Vingt-deux heures trente, un jeudi soir. Rémi, menuisier installé en EURL depuis sept ans dans le sud de l'Oise, ferme l'atelier. Deux métrés à chiffrer avant demain : une cuisine sur mesure et une pose de placards coulissants dans une chambre d'enfant. Il ouvre son PC portable, hésite entre son vieux fichier Excel bricolé au fil des chantiers et le logiciel d'essai qu'il a téléchargé la semaine dernière. Il tape « meilleur logiciel devis menuiserie » dans Google. Des millions de résultats. Un comparatif payé par un éditeur, deux blogs qui recopient les mêmes fiches produit, quelques forums datés de 2019. Il referme l'onglet.

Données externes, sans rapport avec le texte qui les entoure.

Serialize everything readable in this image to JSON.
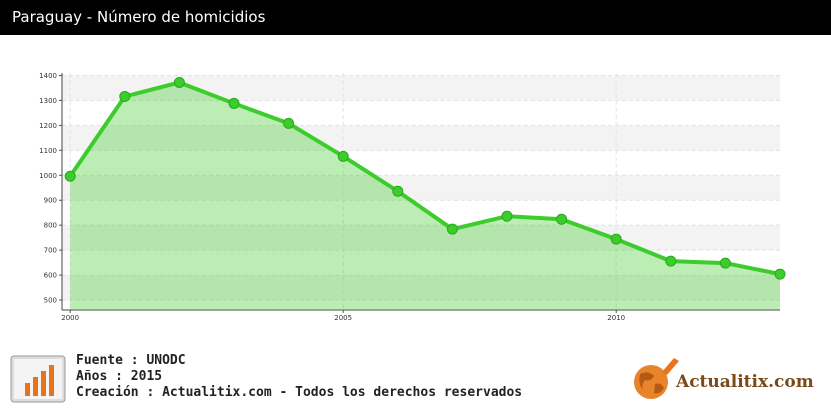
{
  "chart_data": {
    "type": "area",
    "title": "Paraguay - Número de homicidios",
    "x": [
      2000,
      2001,
      2002,
      2003,
      2004,
      2005,
      2006,
      2007,
      2008,
      2009,
      2010,
      2011,
      2012,
      2013
    ],
    "series": [
      {
        "color": "#3ccc2c",
        "values": [
          996,
          1316,
          1372,
          1288,
          1208,
          1076,
          936,
          784,
          836,
          824,
          744,
          656,
          648,
          604
        ]
      }
    ],
    "xlim": [
      1999.85,
      2013
    ],
    "xticks": [
      2000,
      2005,
      2010
    ],
    "ylim": [
      460,
      1410
    ],
    "yticks": [
      500,
      600,
      700,
      800,
      900,
      1000,
      1100,
      1200,
      1300,
      1400
    ],
    "grid": true
  },
  "footer": {
    "source": "Fuente : UNODC",
    "years": "Años : 2015",
    "creation": "Creación : Actualitix.com - Todos los derechos reservados",
    "logo": "Actualitix.com"
  }
}
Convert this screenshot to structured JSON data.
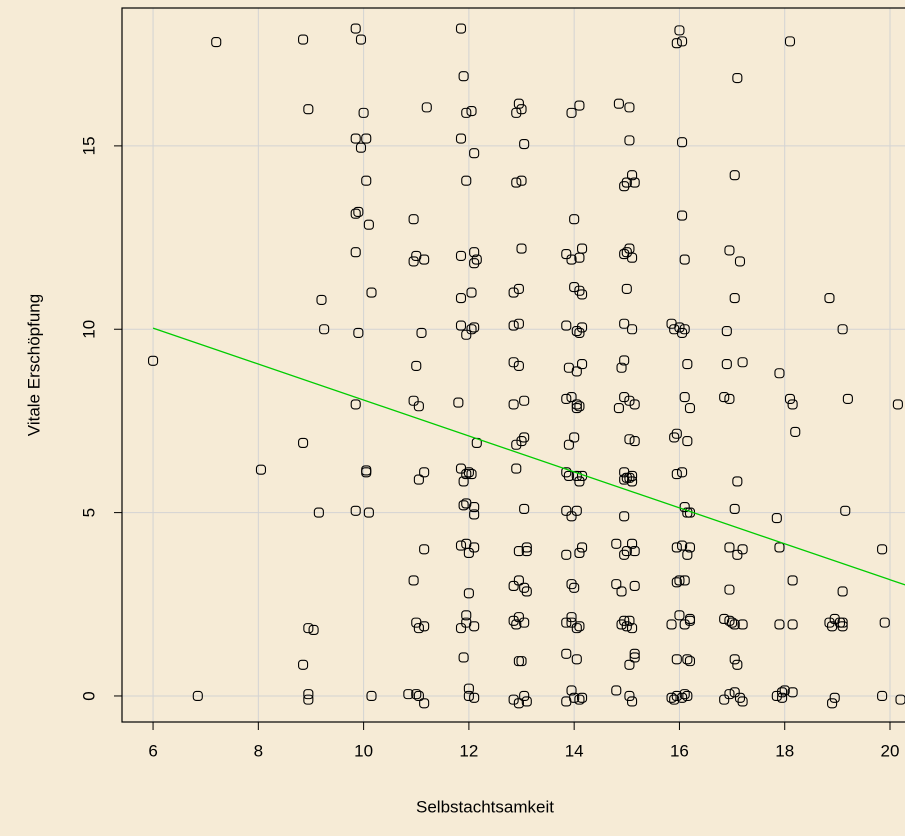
{
  "chart_data": {
    "type": "scatter",
    "x_label": "Selbstachtsamkeit",
    "y_label": "Vitale Erschöpfung",
    "xlim": [
      5.41,
      20.57
    ],
    "ylim": [
      -0.71,
      18.76
    ],
    "xticks": [
      6,
      8,
      10,
      12,
      14,
      16,
      18,
      20
    ],
    "yticks": [
      0,
      5,
      10,
      15
    ],
    "grid": true,
    "color": "#000000",
    "x": [
      6.0,
      6.85,
      7.2,
      8.05,
      8.85,
      8.95,
      9.2,
      9.25,
      8.85,
      9.15,
      8.95,
      9.05,
      8.85,
      8.95,
      8.95,
      9.85,
      9.95,
      10.0,
      9.85,
      10.05,
      9.95,
      10.05,
      9.85,
      9.9,
      10.1,
      9.85,
      10.15,
      9.9,
      9.85,
      10.05,
      10.05,
      9.85,
      10.1,
      10.15,
      11.2,
      10.95,
      10.95,
      11.0,
      11.15,
      11.1,
      11.0,
      10.95,
      11.05,
      11.05,
      11.15,
      11.15,
      10.95,
      11.0,
      11.05,
      11.15,
      10.85,
      11.0,
      11.05,
      11.15,
      11.85,
      11.9,
      11.95,
      12.05,
      11.85,
      12.1,
      11.95,
      11.85,
      12.1,
      12.15,
      12.1,
      12.05,
      11.85,
      11.85,
      11.95,
      12.05,
      12.1,
      11.8,
      12.15,
      11.85,
      11.95,
      12.0,
      12.05,
      11.9,
      11.9,
      11.95,
      12.1,
      12.1,
      11.85,
      11.95,
      12.0,
      12.1,
      12.0,
      11.85,
      11.95,
      11.95,
      12.1,
      11.9,
      12.0,
      12.0,
      12.1,
      12.95,
      12.9,
      13.0,
      13.05,
      12.9,
      13.0,
      13.0,
      12.85,
      12.95,
      12.85,
      12.95,
      12.85,
      12.95,
      12.85,
      13.05,
      13.05,
      13.0,
      12.9,
      12.9,
      13.05,
      12.95,
      13.1,
      13.1,
      12.85,
      12.95,
      13.05,
      13.1,
      12.85,
      12.95,
      13.05,
      12.9,
      12.95,
      13.0,
      12.85,
      12.95,
      13.05,
      13.1,
      13.95,
      14.1,
      14.0,
      13.85,
      13.95,
      14.1,
      14.15,
      14.0,
      14.1,
      14.15,
      13.85,
      14.05,
      14.15,
      14.1,
      13.9,
      14.05,
      14.15,
      13.85,
      13.95,
      14.05,
      14.1,
      14.05,
      14.0,
      13.9,
      13.85,
      13.9,
      14.05,
      14.1,
      14.15,
      13.85,
      13.95,
      14.05,
      13.85,
      14.1,
      14.15,
      13.95,
      14.0,
      13.95,
      13.85,
      13.95,
      14.05,
      14.1,
      13.85,
      14.05,
      13.95,
      13.85,
      14.0,
      14.1,
      14.15,
      14.85,
      15.05,
      15.05,
      14.95,
      15.1,
      15.0,
      15.15,
      14.95,
      15.05,
      15.0,
      15.1,
      15.0,
      14.95,
      15.1,
      14.95,
      14.9,
      14.85,
      15.05,
      14.95,
      15.15,
      15.05,
      15.15,
      14.95,
      14.95,
      15.05,
      15.1,
      15.1,
      15.0,
      14.95,
      14.8,
      15.0,
      15.1,
      14.95,
      15.15,
      14.8,
      14.9,
      15.15,
      14.95,
      14.9,
      15.05,
      15.1,
      15.0,
      15.15,
      15.15,
      15.05,
      14.8,
      15.05,
      15.1,
      16.0,
      15.95,
      16.05,
      16.05,
      16.05,
      16.1,
      15.85,
      15.9,
      16.0,
      16.05,
      16.1,
      16.15,
      16.1,
      16.2,
      15.9,
      15.95,
      16.15,
      15.95,
      16.05,
      16.1,
      16.15,
      16.2,
      15.95,
      16.05,
      16.15,
      16.2,
      15.95,
      16.0,
      16.1,
      15.85,
      16.0,
      16.1,
      16.2,
      16.2,
      15.95,
      16.15,
      16.2,
      15.85,
      15.95,
      16.05,
      16.1,
      15.9,
      16.15,
      17.1,
      17.05,
      16.95,
      17.15,
      17.05,
      16.9,
      16.9,
      17.2,
      16.85,
      16.95,
      17.1,
      17.05,
      16.95,
      17.1,
      17.2,
      16.95,
      16.85,
      16.95,
      17.05,
      17.0,
      17.2,
      17.05,
      17.1,
      16.85,
      16.95,
      17.05,
      17.15,
      17.2,
      18.1,
      17.9,
      18.1,
      18.15,
      18.2,
      17.85,
      17.9,
      18.15,
      17.9,
      18.15,
      17.85,
      17.95,
      18.0,
      17.95,
      18.15,
      18.85,
      19.1,
      19.2,
      19.15,
      19.1,
      18.85,
      18.9,
      18.95,
      19.05,
      19.1,
      19.1,
      18.9,
      18.95,
      19.85,
      19.9,
      19.85,
      20.15,
      20.2
    ],
    "y": [
      9.14,
      0,
      17.83,
      6.17,
      17.9,
      16.0,
      10.8,
      10.0,
      6.9,
      5.0,
      1.85,
      1.8,
      0.85,
      0.05,
      -0.1,
      18.2,
      17.9,
      15.9,
      15.2,
      15.2,
      14.95,
      14.05,
      13.15,
      13.2,
      12.85,
      12.1,
      11.0,
      9.9,
      7.95,
      6.1,
      6.15,
      5.05,
      5.0,
      0.0,
      16.05,
      13.0,
      11.85,
      12.0,
      11.9,
      9.9,
      9.0,
      8.05,
      7.9,
      5.9,
      6.1,
      4.0,
      3.15,
      2.0,
      1.85,
      1.9,
      0.05,
      0.05,
      0.0,
      -0.2,
      18.2,
      16.9,
      15.9,
      15.95,
      15.2,
      14.8,
      14.05,
      12.0,
      12.1,
      11.9,
      11.8,
      11.0,
      10.85,
      10.1,
      9.85,
      10.0,
      10.05,
      8.0,
      6.9,
      6.2,
      6.05,
      6.1,
      6.05,
      5.85,
      5.2,
      5.25,
      5.15,
      4.95,
      4.1,
      4.15,
      3.9,
      4.05,
      2.8,
      1.85,
      2.2,
      2.0,
      1.9,
      1.05,
      0.2,
      0.0,
      -0.05,
      16.15,
      15.9,
      16.0,
      15.05,
      14.0,
      14.05,
      12.2,
      11.0,
      11.1,
      10.1,
      10.15,
      9.1,
      9.0,
      7.95,
      8.05,
      7.05,
      6.95,
      6.85,
      6.2,
      5.1,
      3.95,
      4.05,
      3.95,
      3.0,
      3.15,
      2.95,
      2.85,
      2.05,
      2.15,
      2.0,
      1.95,
      0.95,
      0.95,
      -0.1,
      -0.2,
      0.0,
      -0.15,
      15.9,
      16.1,
      13.0,
      12.05,
      11.9,
      11.95,
      12.2,
      11.15,
      11.05,
      10.95,
      10.1,
      9.95,
      10.05,
      9.9,
      8.95,
      8.85,
      9.05,
      8.1,
      8.15,
      7.85,
      7.9,
      7.95,
      7.05,
      6.85,
      6.1,
      6.0,
      6.0,
      5.85,
      6.0,
      5.05,
      4.9,
      5.05,
      3.85,
      3.9,
      4.05,
      3.05,
      2.95,
      2.15,
      2.0,
      2.0,
      1.85,
      1.9,
      1.15,
      1.0,
      0.15,
      -0.15,
      -0.05,
      -0.1,
      -0.05,
      16.15,
      16.05,
      15.15,
      13.9,
      14.2,
      14.0,
      14.0,
      12.05,
      12.2,
      12.1,
      11.95,
      11.1,
      10.15,
      10.0,
      9.15,
      8.95,
      7.85,
      8.05,
      8.15,
      7.95,
      7.0,
      6.95,
      6.1,
      5.9,
      5.95,
      6.0,
      5.85,
      5.95,
      4.9,
      4.15,
      3.95,
      4.15,
      3.85,
      3.95,
      3.05,
      2.85,
      3.0,
      2.05,
      1.95,
      2.05,
      1.85,
      1.9,
      1.15,
      1.05,
      0.85,
      0.15,
      0.0,
      -0.15,
      18.15,
      17.8,
      17.85,
      15.1,
      13.1,
      11.9,
      10.15,
      10.0,
      10.05,
      9.9,
      10.0,
      9.05,
      8.15,
      7.85,
      7.05,
      7.15,
      6.95,
      6.05,
      6.1,
      5.15,
      5.0,
      5.0,
      4.05,
      4.1,
      3.85,
      4.05,
      3.1,
      3.15,
      3.15,
      1.95,
      2.2,
      1.95,
      2.05,
      2.1,
      1.0,
      1.0,
      0.95,
      -0.05,
      0.0,
      -0.05,
      0.05,
      -0.1,
      0.0,
      16.85,
      14.2,
      12.15,
      11.85,
      10.85,
      9.95,
      9.05,
      9.1,
      8.15,
      8.1,
      5.85,
      5.1,
      4.05,
      3.85,
      4.0,
      2.9,
      2.1,
      2.05,
      1.95,
      2.0,
      1.95,
      1.0,
      0.85,
      -0.1,
      0.05,
      0.1,
      -0.05,
      -0.15,
      17.85,
      8.8,
      8.1,
      7.95,
      7.2,
      4.85,
      4.05,
      3.15,
      1.95,
      1.95,
      0.0,
      0.1,
      0.15,
      -0.05,
      0.1,
      10.85,
      10.0,
      8.1,
      5.05,
      2.85,
      2.0,
      1.9,
      2.1,
      2.0,
      1.9,
      2.0,
      -0.2,
      -0.05,
      4.0,
      2.0,
      0.0,
      7.95,
      -0.1
    ],
    "fit_line": {
      "color": "#00cc00",
      "x": [
        6,
        20.57
      ],
      "y": [
        10.03,
        2.89
      ]
    }
  }
}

Le problème n'est pas qu'il manque de logiciels. C'est qu'aucun classement générique ne répond aux vraies questions d'un menuisier : comment gérer les métrés au millimètre, comment répercuter la hausse du hêtre ou du chêne, comment ne pas se faire piéger sur un abonnement engageant après un essai bâclé ? Cette FAQ reprend les six questions qui remontent régulièrement des confrères en réunion Capeb ou sur les groupes d'échange métier. Pas de podium sponsorisé, pas de note maison sur 10. Des réponses concrètes pour vous aider à faire votre propre choix — parce que le meilleur logiciel devis menuiserie, ce n'est pas celui du haut du tableau : c'est celui qui tient sur votre organisation de la semaine.

Qu'est-ce qui fait vraiment un bon logiciel de devis pour un menuisier ?

Poser la question ainsi évite déjà une bonne partie des déceptions. Un menuisier ne cherche pas la même chose qu'un peintre ou un chauffagiste. On chiffre des ouvrages sur mesure, avec des essences de bois qui bougent de prix chaque trimestre, une quincaillerie où la moindre référence de charnière peut faire varier la marge, et une main-d'œuvre atelier + pose qu'il faut savoir séparer.

Concrètement, un bon outil doit permettre trois choses. Premièrement, gérer une bibliothèque d'ouvrages personnalisables : un placard toute hauteur en médium plaqué chêne, une porte intérieure âme pleine, un escalier limon crémaillère. Deuxièmement, distinguer clairement fourniture et pose sur le devis, avec des TVA parfois différentes selon le type de chantier (5,5 %, 10 % ou 20 %). Troisièmement, sortir un document propre, lisible, conforme à la NF P03-001 pour les marchés privés et aux mentions de l'article L.111-1 du Code de la consommation.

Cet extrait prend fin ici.